Bristol-Myers Squibb Company 8-K 2008
SECURITIES AND EXCHANGE COMMISSION
Washington, D.C. 20549
Pursuant to Section 13 OR 15(d) of the Securities Exchange Act of 1934
Date of Report (Date of earliest event reported): May 1, 2008
BRISTOL-MYERS SQUIBB COMPANY
(Exact Name of Registrant as Specified in its Charter)
345 Park Avenue
New York, NY, 10154
(Address of Principal Executive Office)
Registrants telephone number, including area code: (212) 546-4000
Check the appropriate box below if the Form 8-K filing is intended to simultaneously satisfy the filing obligation of the registrant under any of the following provisions (see General Instruction A.2. below):
On May 2, 2008, Bristol-Myers Squibb Company (the Company) entered into a Stock and Asset Purchase Agreement (the Agreement) to sell the Companys ConvaTec business (the Business) to Cidron Healthcare Limited (the Buyer), an affiliate of Nordic Capital Fund VII (Nordic Capital) and Avista Capital Partners (Avista), for $4.1 billion in cash. The final purchase price is subject to adjustment based on (i) closing working capital of the Business and (ii) the amount (if greater than $1,500,000) by which EBITDA (as defined in the Agreement) as derived from the audited 2007 financial statements of the Business to be delivered by the Company between signing and closing is less than EBITDA as derived from the unaudited 2007 financial statements of the Business, multiplied by 11.5, up to a maximum such adjustment of $115,000,000. If EBITDA as derived from the audited 2007 financial statements of the Business is less than EBITDA as derived from the unaudited 2007 financial statements of the Business by more than $10,000,000, the Buyer may terminate the Agreement.
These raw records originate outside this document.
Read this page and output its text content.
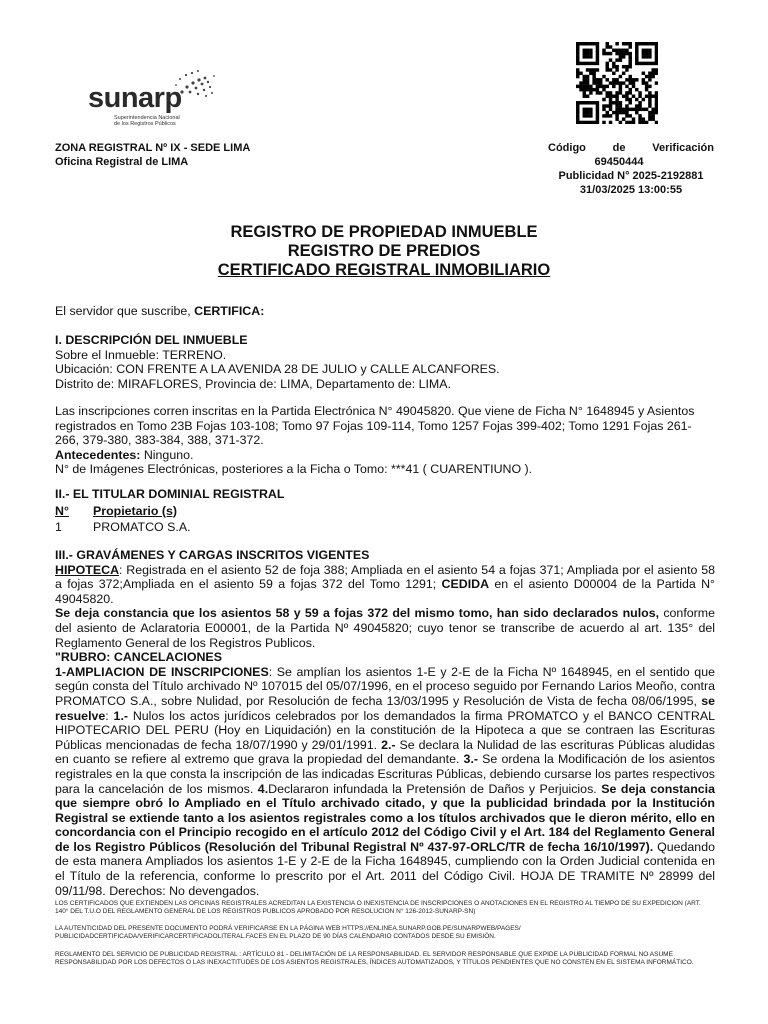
sunarp
Superintendencia Nacional
de los Registros Públicos
ZONA REGISTRAL Nº IX - SEDE LIMA
Oficina Registral de LIMA
Código de Verificación
69450444
Publicidad N° 2025-2192881
31/03/2025 13:00:55
REGISTRO DE PROPIEDAD INMUEBLE
REGISTRO DE PREDIOS
CERTIFICADO REGISTRAL INMOBILIARIO
El servidor que suscribe, CERTIFICA:

I. DESCRIPCIÓN DEL INMUEBLE

Sobre el Inmueble: TERRENO.

Ubicación: CON FRENTE A LA AVENIDA 28 DE JULIO y CALLE ALCANFORES.

Distrito de: MIRAFLORES, Provincia de: LIMA, Departamento de: LIMA.

Las inscripciones corren inscritas en la Partida Electrónica N° 49045820. Que viene de Ficha N° 1648945 y Asientos registrados en Tomo 23B Fojas 103-108; Tomo 97 Fojas 109-114, Tomo 1257 Fojas 399-402; Tomo 1291 Fojas 261-266, 379-380, 383-384, 388, 371-372.

Antecedentes: Ninguno.

N° de Imágenes Electrónicas, posteriores a la Ficha o Tomo: ***41 ( CUARENTIUNO ).

II.- EL TITULAR DOMINIAL REGISTRAL

N°	Propietario (s)
1	PROMATCO S.A.

III.- GRAVÁMENES Y CARGAS INSCRITOS VIGENTES

HIPOTECA: Registrada en el asiento 52 de foja 388; Ampliada en el asiento 54 a fojas 371; Ampliada por el asiento 58 a fojas 372;Ampliada en el asiento 59 a fojas 372 del Tomo 1291; CEDIDA en el asiento D00004 de la Partida N° 49045820.

Se deja constancia que los asientos 58 y 59 a fojas 372 del mismo tomo, han sido declarados nulos, conforme del asiento de Aclaratoria E00001, de la Partida Nº 49045820; cuyo tenor se transcribe de acuerdo al art. 135° del Reglamento General de los Registros Publicos.

"RUBRO: CANCELACIONES

1-AMPLIACION DE INSCRIPCIONES: Se amplían los asientos 1-E y 2-E de la Ficha Nº 1648945, en el sentido que según consta del Título archivado Nº 107015 del 05/07/1996, en el proceso seguido por Fernando Larios Meoño, contra PROMATCO S.A., sobre Nulidad, por Resolución de fecha 13/03/1995 y Resolución de Vista de fecha 08/06/1995, se resuelve: 1.- Nulos los actos jurídicos celebrados por los demandados la firma PROMATCO y el BANCO CENTRAL HIPOTECARIO DEL PERU (Hoy en Liquidación) en la constitución de la Hipoteca a que se contraen las Escrituras Públicas mencionadas de fecha 18/07/1990 y 29/01/1991. 2.- Se declara la Nulidad de las escrituras Públicas aludidas en cuanto se refiere al extremo que grava la propiedad del demandante. 3.- Se ordena la Modificación de los asientos registrales en la que consta la inscripción de las indicadas Escrituras Públicas, debiendo cursarse los partes respectivos para la cancelación de los mismos. 4.Declararon infundada la Pretensión de Daños y Perjuicios. Se deja constancia que siempre obró lo Ampliado en el Título archivado citado, y que la publicidad brindada por la Institución Registral se extiende tanto a los asientos registrales como a los títulos archivados que le dieron mérito, ello en concordancia con el Principio recogido en el artículo 2012 del Código Civil y el Art. 184 del Reglamento General de los Registro Públicos (Resolución del Tribunal Registral Nº 437-97-ORLC/TR de fecha 16/10/1997). Quedando de esta manera Ampliados los asientos 1-E y 2-E de la Ficha 1648945, cumpliendo con la Orden Judicial contenida en el Título de la referencia, conforme lo prescrito por el Art. 2011 del Código Civil. HOJA DE TRAMITE Nº 28999 del 09/11/98. Derechos: No devengados.

LOS CERTIFICADOS QUE EXTIENDEN LAS OFICINAS REGISTRALES ACREDITAN LA EXISTENCIA O INEXISTENCIA DE INSCRIPCIONES O ANOTACIONES EN EL REGISTRO AL TIEMPO DE SU EXPEDICION (ART. 140° DEL T.U.O DEL REGLAMENTO GENERAL DE LOS REGISTROS PUBLICOS APROBADO POR RESOLUCION N° 126-2012-SUNARP-SN)
LA AUTENTICIDAD DEL PRESENTE DOCUMENTO PODRÁ VERIFICARSE EN LA PÁGINA WEB HTTPS://ENLINEA.SUNARP.GOB.PE/SUNARPWEB/PAGES/ PUBLICIDADCERTIFICADA/VERIFICARCERTIFICADOLITERAL.FACES EN EL PLAZO DE 90 DÍAS CALENDARIO CONTADOS DESDE SU EMISIÓN.
REGLAMENTO DEL SERVICIO DE PUBLICIDAD REGISTRAL : ARTÍCULO 81 - DELIMITACIÓN DE LA RESPONSABILIDAD. EL SERVIDOR RESPONSABLE QUE EXPIDE LA PUBLICIDAD FORMAL NO ASUME RESPONSABILIDAD POR LOS DEFECTOS O LAS INEXACTITUDES DE LOS ASIENTOS REGISTRALES, ÍNDICES AUTOMATIZADOS, Y TÍTULOS PENDIENTES QUE NO CONSTEN EN EL SISTEMA INFORMÁTICO.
The sale of the Business will be effected through the transfer to the Buyer of (i) all of the outstanding capital stock of certain of the Companys indirect subsidiaries and (ii) certain specified assets and liabilities of the Company and certain of its subsidiaries.
In the Agreement, the Company and the Buyer have made certain customary representations and warranties and have agreed to certain customary covenants. Specifically, (i) before the closing, the Company and its applicable subsidiaries will be subject to certain business conduct restrictions with respect to the Business and (ii) for three years following the closing, the Company will be prohibited from engaging in any business that competes in any material respect with the Business, subject to certain exceptions as described in the Agreement. The Agreement provides that the Company and the Buyer will indemnify each other for losses arising from certain breaches of the Agreement and for certain other liabilities.
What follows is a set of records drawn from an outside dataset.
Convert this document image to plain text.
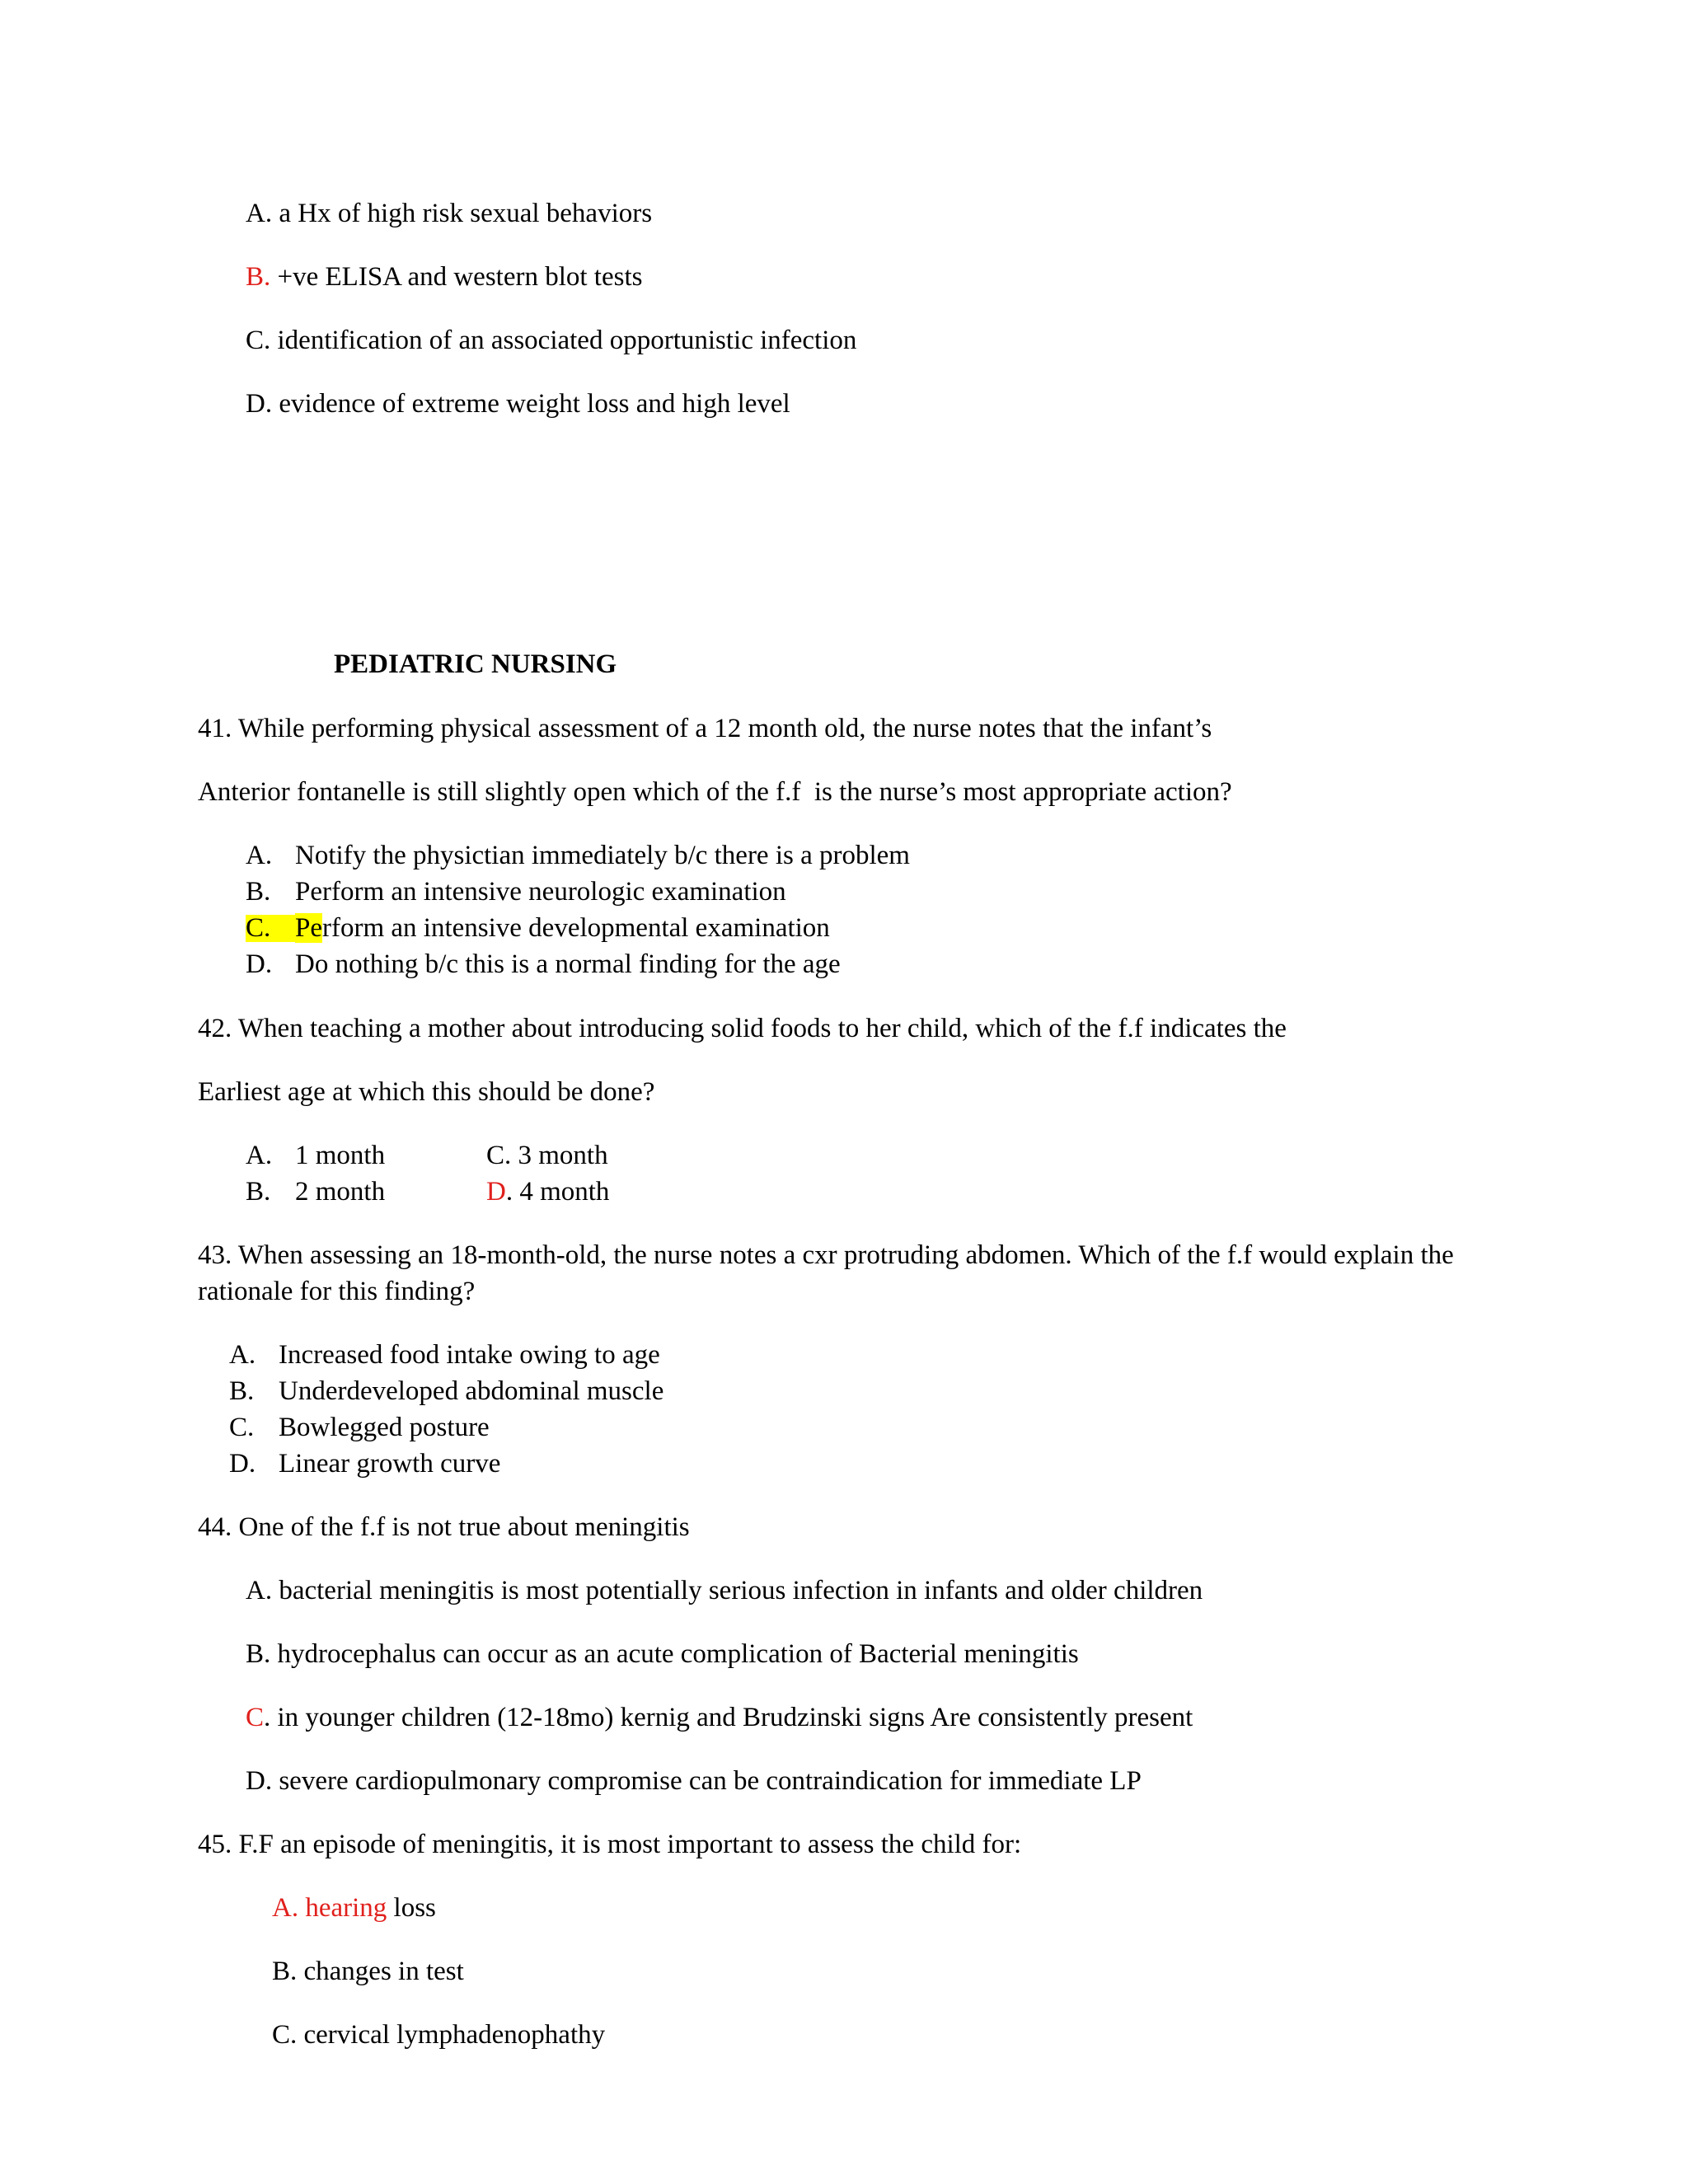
A. a Hx of high risk sexual behaviors
B. +ve ELISA and western blot tests
C. identification of an associated opportunistic infection
D. evidence of extreme weight loss and high level
PEDIATRIC NURSING
41. While performing physical assessment of a 12 month old, the nurse notes that the infant’s
Anterior fontanelle is still slightly open which of the f.f  is the nurse’s most appropriate action?
A. Notify the physictian immediately b/c there is a problem
B. Perform an intensive neurologic examination
C. Perform an intensive developmental examination
D. Do nothing b/c this is a normal finding for the age
42. When teaching a mother about introducing solid foods to her child, which of the f.f indicates the
Earliest age at which this should be done?
A. 1 month
B. 2 month
C. 3 month
D. 4 month
43. When assessing an 18-month-old, the nurse notes a cxr protruding abdomen. Which of the f.f would explain the
rationale for this finding?
A. Increased food intake owing to age
B. Underdeveloped abdominal muscle
C. Bowlegged posture
D. Linear growth curve
44. One of the f.f is not true about meningitis
A. bacterial meningitis is most potentially serious infection in infants and older children
B. hydrocephalus can occur as an acute complication of Bacterial meningitis
C. in younger children (12-18mo) kernig and Brudzinski signs Are consistently present
D. severe cardiopulmonary compromise can be contraindication for immediate LP
45. F.F an episode of meningitis, it is most important to assess the child for:
A. hearing loss
B. changes in test
C. cervical lymphadenophathy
The transaction is expected to close in the third quarter of 2008, pending customary regulatory approvals (including in the United States and the European Union), delivery of the audited 2007 financial statements of the Business and satisfaction of certain other customary closing conditions. There is no financing condition to the obligations of the Buyer to consummate the transaction, and equity and debt commitments for the full purchase price are in place. The Buyer has entered into a fully committed loan agreement that provides for funding by the lenders thereunder, with no material conditions other than the conditions under the Agreement and customary conditions relating to the delivery of closing documents and financial information, as well as conditions related to the status of the Buyer. Nordic Capital and funds associated with Avista have severally guaranteed the obligations of the Buyer under the Agreement.
The Company and the Buyer have agreed to enter into related transaction agreements at the closing, including a transitional services agreement.
The foregoing description of the Agreement does not purport to be complete and is qualified in its entirety by reference to the Agreement itself, which is attached hereto as Exhibit 10.1 and incorporated herein by reference.
A copy of the press release announcing the transaction is attached hereto as Exhibit 99.1.
On May 1, 2006, Bristol-Myers Squibb Company issued $600,000,000 aggregate principal amount of its 5.450% Notes due 2018 and $1,000,000,000 aggregate principal amount of its 6.125% Notes due 2038 in a registered public offering.
Pursuant to the requirements of the Securities Exchange Act of 1934, the Registrant has duly caused this report to be signed on its behalf by the undersigned hereunto duly authorized.